Apesar de partir de duas violências, a do próprio assassinato e a da retirada de direitos da população trans, Renata diz optar por uma dramaturgia positiva, recusando a morte como destino final. “A Antígona não morre. Eu não queria mais falar de morte, né? Até troco uma fala por: ‘Eles escolheram a morte, nós a vida. Lutemos por ela com dignidade’”.

Diamba
A segunda peça fica em cartaz até dezembro na Casa Farofa. É inspirada na HQ documental Diamba, Histórias do Proibicionismo no Brasil, de Daniel Paiva. O espetáculo, que conta com Luis Navarro no argumento e no elenco, aborda a história da proibição da maconha no Brasil. A direção de Renata Carvalho tem foco “na positividade e na liberdade individual”.

A escolha estética central foi evitar a reprodução de violências, racismo e prisões, mesmo sabendo que o tema está intrinsecamente ligado a esses fatos. Renata enfatiza que não queria reforçar esse imaginário, “porque a gente só fica reproduzindo essa semiótica perversa e racista, que, de tanto ser reproduzida, vira verdade”. Para exemplificar, ela diz que optou, por exemplo, por não retratar homens negros sendo presos.

A peça atua como uma maneira de reforçar a ideia de que o proibicionismo é uma “grande mentira” ou, em termos atuais, “fake news”. Além da narrativa da proibição em si, Diamba informa sobre a história da planta e seus benefícios, incluindo sua conexão com os povos negro e originários. A trilha original, com elementos de música negra e dos rituais de matriz africana, ajuda a conduzir a narrativa.

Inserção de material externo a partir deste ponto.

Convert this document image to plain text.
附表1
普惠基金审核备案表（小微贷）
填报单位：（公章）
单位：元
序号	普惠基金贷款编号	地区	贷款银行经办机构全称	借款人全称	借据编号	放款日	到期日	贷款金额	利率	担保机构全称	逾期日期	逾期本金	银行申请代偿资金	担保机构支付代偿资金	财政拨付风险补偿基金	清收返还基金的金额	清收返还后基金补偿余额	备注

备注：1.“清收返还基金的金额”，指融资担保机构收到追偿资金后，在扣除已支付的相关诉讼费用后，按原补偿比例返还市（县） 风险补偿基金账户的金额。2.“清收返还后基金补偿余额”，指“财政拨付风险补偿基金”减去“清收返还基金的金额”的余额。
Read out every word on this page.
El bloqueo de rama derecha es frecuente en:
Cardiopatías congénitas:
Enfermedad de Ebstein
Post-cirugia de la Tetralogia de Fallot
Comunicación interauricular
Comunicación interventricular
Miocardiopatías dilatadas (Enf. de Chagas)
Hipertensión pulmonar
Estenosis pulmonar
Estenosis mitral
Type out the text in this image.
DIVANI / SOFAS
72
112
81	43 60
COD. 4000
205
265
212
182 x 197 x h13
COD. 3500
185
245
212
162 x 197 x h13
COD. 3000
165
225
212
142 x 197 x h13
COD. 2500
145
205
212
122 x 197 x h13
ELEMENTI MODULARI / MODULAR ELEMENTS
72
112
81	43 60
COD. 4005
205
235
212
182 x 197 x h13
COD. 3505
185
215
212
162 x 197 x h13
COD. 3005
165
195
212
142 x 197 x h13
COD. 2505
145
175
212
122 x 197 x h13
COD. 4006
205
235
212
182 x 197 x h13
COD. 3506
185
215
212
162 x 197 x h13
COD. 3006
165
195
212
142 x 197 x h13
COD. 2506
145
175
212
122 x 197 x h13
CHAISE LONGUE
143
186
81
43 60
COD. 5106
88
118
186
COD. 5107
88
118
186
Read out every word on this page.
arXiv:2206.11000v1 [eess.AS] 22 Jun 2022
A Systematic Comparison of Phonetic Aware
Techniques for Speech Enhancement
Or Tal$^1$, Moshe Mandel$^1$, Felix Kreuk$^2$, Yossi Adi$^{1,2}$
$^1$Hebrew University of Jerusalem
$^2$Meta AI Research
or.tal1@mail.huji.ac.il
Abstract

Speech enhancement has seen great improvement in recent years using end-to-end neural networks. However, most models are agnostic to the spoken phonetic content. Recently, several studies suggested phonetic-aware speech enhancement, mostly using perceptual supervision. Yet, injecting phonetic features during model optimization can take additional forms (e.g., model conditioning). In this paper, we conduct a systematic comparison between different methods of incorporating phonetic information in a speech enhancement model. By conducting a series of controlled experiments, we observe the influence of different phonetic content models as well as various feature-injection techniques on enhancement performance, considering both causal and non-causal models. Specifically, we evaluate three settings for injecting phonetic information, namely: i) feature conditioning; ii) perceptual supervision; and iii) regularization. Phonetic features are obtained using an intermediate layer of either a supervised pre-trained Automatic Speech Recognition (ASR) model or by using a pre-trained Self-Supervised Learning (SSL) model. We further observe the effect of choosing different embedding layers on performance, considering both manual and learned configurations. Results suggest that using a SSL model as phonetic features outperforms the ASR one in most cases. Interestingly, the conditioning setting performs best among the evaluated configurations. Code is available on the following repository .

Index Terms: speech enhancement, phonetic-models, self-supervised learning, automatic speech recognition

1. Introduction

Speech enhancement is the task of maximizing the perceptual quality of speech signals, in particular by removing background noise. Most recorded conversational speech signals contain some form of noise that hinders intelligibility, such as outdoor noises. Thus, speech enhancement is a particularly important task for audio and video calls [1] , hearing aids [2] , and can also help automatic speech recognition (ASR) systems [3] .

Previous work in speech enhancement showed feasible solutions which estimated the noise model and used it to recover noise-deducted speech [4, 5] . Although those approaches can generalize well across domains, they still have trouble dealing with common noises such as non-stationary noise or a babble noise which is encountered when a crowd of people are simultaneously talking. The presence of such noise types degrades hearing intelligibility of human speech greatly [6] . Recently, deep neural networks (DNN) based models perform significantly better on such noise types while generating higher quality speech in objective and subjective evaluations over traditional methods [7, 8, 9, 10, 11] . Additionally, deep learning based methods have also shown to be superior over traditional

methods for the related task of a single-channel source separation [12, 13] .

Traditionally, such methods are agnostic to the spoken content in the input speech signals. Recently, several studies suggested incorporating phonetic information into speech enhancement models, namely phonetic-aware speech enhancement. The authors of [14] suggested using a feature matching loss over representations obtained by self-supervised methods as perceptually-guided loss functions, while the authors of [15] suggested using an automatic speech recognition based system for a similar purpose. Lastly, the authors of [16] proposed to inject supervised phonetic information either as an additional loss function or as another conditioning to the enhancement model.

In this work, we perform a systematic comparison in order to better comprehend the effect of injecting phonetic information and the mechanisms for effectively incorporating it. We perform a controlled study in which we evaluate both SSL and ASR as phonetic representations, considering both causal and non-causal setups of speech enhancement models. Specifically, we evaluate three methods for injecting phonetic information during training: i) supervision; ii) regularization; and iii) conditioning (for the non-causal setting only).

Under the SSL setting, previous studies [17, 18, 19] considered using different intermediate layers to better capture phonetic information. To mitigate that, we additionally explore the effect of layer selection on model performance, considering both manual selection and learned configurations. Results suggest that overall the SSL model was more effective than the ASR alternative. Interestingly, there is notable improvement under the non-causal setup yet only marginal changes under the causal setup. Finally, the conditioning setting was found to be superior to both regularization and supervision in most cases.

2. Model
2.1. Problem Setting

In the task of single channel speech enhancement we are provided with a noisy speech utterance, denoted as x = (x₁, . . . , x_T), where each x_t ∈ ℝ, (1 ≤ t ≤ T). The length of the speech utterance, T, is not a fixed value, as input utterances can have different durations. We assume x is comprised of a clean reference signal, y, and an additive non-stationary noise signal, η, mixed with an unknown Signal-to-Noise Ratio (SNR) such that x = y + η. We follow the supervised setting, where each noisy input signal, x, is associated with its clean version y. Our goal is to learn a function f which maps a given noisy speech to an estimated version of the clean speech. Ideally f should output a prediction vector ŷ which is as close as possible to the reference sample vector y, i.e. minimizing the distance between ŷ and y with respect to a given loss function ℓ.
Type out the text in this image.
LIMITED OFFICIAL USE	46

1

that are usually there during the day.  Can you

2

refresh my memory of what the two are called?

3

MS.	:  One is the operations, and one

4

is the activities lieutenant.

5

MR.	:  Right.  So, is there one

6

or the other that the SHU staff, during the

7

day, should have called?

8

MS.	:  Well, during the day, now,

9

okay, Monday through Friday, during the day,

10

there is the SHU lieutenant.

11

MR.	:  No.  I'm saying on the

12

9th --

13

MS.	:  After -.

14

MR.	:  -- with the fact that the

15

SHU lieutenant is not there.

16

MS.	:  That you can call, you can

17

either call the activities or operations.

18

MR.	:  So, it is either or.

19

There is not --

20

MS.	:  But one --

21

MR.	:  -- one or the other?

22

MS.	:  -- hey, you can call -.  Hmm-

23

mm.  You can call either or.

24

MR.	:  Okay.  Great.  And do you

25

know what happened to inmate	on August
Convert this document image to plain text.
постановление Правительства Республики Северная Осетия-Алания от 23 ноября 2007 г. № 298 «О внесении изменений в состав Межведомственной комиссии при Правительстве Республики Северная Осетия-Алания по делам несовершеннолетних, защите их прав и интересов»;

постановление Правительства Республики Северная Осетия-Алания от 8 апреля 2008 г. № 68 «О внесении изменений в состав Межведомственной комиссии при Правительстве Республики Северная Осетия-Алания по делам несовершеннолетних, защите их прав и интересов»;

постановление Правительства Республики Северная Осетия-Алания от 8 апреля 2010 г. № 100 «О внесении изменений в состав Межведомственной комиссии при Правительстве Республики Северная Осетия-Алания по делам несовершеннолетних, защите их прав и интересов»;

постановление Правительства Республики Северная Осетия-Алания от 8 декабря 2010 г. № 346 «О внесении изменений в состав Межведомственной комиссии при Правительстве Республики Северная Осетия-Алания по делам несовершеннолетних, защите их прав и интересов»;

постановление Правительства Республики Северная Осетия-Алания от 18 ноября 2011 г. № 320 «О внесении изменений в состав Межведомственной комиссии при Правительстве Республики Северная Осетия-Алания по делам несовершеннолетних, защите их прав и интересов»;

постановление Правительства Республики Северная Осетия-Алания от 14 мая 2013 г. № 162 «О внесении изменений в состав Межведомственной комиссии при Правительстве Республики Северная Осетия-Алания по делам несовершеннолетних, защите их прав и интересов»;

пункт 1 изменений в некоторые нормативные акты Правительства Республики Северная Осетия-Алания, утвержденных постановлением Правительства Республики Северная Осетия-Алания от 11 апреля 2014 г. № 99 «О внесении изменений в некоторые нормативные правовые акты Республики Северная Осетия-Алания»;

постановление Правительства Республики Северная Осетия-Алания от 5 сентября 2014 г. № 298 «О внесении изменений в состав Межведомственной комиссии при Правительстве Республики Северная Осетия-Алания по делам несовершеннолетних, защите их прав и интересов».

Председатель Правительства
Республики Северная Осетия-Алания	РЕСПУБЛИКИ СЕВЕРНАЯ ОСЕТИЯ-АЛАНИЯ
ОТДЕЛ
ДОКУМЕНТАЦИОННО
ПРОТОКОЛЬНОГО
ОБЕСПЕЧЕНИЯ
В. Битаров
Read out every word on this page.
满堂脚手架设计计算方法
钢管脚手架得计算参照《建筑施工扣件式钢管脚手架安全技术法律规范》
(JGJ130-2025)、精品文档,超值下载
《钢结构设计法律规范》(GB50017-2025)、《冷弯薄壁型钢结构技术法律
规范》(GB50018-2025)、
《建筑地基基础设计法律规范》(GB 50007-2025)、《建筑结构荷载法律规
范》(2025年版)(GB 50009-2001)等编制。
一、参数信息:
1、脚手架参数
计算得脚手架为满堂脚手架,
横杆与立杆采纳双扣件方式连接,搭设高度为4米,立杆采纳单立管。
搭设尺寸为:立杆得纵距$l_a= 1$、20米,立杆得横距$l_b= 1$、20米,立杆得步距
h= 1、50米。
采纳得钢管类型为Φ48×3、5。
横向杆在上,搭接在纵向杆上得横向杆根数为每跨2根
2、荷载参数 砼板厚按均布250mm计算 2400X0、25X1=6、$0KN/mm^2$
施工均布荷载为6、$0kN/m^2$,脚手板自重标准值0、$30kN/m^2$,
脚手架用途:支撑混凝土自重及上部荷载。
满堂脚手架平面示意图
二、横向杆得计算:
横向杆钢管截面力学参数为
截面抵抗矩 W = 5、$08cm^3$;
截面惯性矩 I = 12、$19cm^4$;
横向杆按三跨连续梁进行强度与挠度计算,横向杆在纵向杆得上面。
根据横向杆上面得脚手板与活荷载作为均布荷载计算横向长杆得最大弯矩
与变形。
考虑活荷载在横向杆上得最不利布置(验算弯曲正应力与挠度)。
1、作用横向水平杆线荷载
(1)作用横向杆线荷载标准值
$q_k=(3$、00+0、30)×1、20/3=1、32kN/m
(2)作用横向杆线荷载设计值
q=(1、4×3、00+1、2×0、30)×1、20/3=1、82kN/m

Outro elemento central da experiência é o debate pós-espetáculo, “Sempre a gente conta com a presença de um especialista, um médico, um advogado ou um cientista para conversar com a plateia. E tem ainda uma parceria com a VerdeVida Associação, que permite ao público tirar dúvidas e talvez ter acesso ao óleo medicinal se precisar”.

Transversal aos dois trabalhos é o conceito de travaturgia. Uma mescla de estética e militância, definida por Renata como um “olhar de ‘travesti cientista’ sobre a escrita”. Ela o compara à “escrevivência” e diz que ele propõe “um novo olhar, uma nova escrita, um novo jeito de falar sobre nós”. A artista utiliza essa ferramenta para responder artisticamente às questões de sua época, “recorrendo ao teatro, aos clássicos”, mas sempre buscando “mudar as perguntas”.

Seu objetivo estético e político não é apenas a denúncia, mas a transformação do imaginário através de uma abordagem “empática, ética, responsável”. Ao evitar a reprodução da violência e focar na vida em suas peças, Carvalho tem um desejo de ampliar a humanidade para além do palco. E entende sua atuação como esforço para a mudança social, inspirando “vontade de luta, não de morte”. O que não é pouco no país que mais mata pessoas trans.